In arithmetic, the result of the division of two integers usually cannot be expressed with an integer quotient, unless a remainder—an amount "left over" after the division—is also accepted.

## The remainder for natural numbers

Given a natural number a and a non-zero natural number d, it can be shown that there exist unique integers q and r, such that a = qd + r and 0 ≤ r < d. The number q is called the quotient, while r is called the remainder.

### Examples

• When dividing 13 by 10, 1 is the quotient and 3 is the remainder, since 13=1×10+3.
• When dividing 26 by 4, 6 is the quotient and 2 is the remainder, since 26=6×4+2.
• When dividing 56 by 7, 8 is the quotient and 0 is the remainder, since 56=8×7+0.
• When dividing 9 by 10, 0 is the quotient and 9 is the remainder, since 9=0×10+9.

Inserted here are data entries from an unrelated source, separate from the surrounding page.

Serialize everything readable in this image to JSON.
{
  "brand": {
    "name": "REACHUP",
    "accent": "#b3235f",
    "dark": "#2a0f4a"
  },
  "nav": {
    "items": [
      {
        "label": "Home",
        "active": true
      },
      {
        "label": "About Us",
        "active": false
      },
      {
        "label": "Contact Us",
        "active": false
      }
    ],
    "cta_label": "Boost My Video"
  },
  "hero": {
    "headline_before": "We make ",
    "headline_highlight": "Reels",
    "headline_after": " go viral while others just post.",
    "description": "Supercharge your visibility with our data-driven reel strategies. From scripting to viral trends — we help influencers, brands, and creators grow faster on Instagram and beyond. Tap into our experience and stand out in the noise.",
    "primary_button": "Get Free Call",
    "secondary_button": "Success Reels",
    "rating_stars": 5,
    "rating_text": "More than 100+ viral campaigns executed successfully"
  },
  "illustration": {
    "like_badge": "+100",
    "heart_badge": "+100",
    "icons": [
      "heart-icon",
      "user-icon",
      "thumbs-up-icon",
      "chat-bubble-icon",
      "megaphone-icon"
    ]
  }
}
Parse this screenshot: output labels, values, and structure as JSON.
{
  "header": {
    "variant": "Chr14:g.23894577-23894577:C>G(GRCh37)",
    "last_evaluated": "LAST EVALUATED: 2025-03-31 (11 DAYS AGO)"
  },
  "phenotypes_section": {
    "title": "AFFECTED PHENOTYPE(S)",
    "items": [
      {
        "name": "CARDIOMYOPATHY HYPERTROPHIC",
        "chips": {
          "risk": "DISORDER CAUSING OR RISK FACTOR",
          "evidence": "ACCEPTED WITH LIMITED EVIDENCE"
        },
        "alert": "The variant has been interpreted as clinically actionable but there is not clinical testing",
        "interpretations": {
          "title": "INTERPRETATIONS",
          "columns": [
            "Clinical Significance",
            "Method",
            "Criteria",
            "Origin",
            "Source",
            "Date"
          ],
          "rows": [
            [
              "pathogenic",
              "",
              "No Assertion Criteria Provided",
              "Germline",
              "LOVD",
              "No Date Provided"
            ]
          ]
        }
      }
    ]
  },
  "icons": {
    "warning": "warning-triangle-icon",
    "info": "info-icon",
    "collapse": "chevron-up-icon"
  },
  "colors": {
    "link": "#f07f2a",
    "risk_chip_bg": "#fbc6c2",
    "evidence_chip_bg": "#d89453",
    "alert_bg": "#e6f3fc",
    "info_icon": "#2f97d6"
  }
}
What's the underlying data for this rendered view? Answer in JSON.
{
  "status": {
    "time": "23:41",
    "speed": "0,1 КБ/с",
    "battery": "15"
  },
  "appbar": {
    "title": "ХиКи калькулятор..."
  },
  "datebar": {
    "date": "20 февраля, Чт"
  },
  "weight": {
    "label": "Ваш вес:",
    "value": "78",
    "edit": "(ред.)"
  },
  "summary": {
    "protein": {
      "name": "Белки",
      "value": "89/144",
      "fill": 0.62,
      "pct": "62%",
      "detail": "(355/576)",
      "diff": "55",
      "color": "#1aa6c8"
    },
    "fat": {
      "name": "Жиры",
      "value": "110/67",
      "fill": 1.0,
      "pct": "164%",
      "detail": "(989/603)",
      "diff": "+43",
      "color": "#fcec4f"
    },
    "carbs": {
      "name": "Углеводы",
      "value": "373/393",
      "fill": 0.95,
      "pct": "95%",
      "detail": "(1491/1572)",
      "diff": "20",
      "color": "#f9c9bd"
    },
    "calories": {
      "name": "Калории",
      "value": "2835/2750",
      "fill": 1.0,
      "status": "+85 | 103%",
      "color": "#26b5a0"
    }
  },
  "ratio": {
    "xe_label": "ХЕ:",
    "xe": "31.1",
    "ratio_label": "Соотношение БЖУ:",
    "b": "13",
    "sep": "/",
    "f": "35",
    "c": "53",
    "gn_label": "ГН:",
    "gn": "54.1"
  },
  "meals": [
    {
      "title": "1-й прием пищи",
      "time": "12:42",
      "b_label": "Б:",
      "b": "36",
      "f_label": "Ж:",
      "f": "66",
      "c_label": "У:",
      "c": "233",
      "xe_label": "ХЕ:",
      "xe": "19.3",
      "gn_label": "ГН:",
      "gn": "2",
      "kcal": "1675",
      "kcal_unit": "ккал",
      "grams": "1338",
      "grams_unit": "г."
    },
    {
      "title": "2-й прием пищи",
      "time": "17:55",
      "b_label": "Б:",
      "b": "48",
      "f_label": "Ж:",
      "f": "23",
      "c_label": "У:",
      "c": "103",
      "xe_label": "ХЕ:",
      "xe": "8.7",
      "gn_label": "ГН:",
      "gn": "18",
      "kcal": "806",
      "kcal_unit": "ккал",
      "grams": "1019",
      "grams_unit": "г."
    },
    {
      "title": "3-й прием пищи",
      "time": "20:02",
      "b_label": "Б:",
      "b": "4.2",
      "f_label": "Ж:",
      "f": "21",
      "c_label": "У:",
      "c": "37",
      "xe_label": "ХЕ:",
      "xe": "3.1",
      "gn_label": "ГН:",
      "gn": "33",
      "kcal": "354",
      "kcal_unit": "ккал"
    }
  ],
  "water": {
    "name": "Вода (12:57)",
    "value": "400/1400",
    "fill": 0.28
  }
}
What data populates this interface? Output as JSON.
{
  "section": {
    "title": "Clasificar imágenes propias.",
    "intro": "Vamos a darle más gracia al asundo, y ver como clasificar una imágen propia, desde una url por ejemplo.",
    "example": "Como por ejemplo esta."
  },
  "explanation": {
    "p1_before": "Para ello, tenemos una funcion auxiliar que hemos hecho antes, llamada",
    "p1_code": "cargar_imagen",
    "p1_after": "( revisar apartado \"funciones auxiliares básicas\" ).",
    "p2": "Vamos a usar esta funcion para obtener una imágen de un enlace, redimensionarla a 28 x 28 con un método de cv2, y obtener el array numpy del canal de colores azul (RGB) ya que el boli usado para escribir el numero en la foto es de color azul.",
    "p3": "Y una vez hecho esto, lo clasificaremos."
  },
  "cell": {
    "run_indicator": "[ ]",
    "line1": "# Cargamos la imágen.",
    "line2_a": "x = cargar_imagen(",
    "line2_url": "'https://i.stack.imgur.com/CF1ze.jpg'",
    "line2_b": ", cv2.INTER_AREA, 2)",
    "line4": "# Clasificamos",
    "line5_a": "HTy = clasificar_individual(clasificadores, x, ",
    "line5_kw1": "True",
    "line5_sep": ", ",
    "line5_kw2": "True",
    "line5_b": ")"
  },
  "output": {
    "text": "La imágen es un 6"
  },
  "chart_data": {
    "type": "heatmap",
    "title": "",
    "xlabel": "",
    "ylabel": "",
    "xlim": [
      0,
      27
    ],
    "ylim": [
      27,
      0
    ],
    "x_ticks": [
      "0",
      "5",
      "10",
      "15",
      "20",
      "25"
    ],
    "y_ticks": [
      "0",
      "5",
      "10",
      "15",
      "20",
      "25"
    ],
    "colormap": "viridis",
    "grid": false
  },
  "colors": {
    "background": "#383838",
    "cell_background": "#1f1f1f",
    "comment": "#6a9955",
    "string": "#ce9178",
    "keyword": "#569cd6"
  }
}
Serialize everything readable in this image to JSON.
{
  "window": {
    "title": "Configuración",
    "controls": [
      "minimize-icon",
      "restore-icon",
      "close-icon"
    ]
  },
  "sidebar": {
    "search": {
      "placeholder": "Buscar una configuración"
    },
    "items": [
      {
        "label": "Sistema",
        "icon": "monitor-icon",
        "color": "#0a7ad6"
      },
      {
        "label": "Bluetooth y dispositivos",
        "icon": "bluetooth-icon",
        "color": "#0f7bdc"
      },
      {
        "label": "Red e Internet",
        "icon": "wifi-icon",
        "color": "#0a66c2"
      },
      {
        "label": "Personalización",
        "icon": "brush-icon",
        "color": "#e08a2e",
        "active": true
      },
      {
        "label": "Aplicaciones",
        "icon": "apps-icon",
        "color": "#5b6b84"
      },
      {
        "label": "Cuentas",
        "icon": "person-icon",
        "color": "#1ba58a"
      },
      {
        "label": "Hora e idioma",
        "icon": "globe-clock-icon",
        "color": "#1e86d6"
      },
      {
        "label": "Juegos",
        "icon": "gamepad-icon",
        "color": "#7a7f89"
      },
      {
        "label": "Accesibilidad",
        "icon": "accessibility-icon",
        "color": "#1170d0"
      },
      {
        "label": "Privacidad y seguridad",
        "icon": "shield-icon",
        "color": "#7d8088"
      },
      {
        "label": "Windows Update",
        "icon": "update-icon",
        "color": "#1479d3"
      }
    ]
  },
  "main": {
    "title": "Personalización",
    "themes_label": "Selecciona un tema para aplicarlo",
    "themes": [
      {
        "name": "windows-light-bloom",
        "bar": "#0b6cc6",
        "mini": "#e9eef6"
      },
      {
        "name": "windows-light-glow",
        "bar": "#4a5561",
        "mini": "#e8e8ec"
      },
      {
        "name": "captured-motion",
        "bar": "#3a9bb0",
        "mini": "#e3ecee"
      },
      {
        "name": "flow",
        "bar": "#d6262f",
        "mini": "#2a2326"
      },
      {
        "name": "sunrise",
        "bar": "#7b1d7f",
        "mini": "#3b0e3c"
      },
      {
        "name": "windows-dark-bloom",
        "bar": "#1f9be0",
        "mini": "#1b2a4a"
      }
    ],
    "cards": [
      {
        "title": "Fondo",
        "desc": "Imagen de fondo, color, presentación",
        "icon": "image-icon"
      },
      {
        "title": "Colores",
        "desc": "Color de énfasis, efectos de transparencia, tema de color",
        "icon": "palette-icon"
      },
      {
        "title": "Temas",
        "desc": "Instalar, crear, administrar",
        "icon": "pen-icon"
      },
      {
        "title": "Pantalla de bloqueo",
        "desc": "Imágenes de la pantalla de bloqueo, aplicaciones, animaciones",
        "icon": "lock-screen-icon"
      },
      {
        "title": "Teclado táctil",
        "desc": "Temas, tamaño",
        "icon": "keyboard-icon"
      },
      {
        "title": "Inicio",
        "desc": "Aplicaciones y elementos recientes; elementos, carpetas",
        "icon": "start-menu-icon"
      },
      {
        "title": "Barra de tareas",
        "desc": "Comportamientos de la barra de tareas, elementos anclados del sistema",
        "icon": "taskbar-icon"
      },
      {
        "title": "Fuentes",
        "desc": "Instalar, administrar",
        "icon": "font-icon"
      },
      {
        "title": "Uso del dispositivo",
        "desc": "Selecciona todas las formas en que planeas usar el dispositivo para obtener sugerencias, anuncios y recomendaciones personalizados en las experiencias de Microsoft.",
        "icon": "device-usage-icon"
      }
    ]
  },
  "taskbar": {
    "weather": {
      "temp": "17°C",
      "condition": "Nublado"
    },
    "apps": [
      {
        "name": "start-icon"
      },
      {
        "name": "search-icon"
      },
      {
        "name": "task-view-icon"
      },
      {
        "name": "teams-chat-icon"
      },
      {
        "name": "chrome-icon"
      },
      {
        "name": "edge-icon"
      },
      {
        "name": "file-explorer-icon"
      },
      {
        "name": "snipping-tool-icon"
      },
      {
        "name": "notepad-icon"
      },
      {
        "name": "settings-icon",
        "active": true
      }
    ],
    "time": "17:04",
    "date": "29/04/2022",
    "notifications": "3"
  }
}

## The case of general integers

If a and d are integers with d being non-zero, then a remainder is an integer r such that a = qd + r for some integer q, and with 0 ≤ |r| < |d|.

When defined this way, there are two possible remainders. For example, the division of -42 by -5 can be expressed as either

-42 = 9 ×(-5) + 3

or

-42 = 8 ×(-5) + (-2).

So the remainder is then either 3 or -2.

This ambiguity in the value of the remainder is not very serious; in the case above, the negative remainder is obtained from the positive one just by subtracting 5, which is d. This holds in general. When dividing by d, if the positive remainder is r1, and the negative one is r2, then

r1 = r2 + d.

## The remainder for real numbers

When a and d are real numbers, with d being non-zero, then a can be divided by d without remainder, with the quotient being another real number. If the quotient is constrained to being an integer, however, the concept of remainder is still necessary. It can be proved that there exists a unique integer quotient q and a unique real remainder r such that a=qd+r with 0≤r < |d|. Similar to the case of division of integers, the remainder could be required to be negative, that is, -|d| < r ≤ 0.

Extending the definition of remainder for real numbers, as described above, is not of theoretical importance in mathematics; however, many programming languages implement this definition—see modulo operation for more.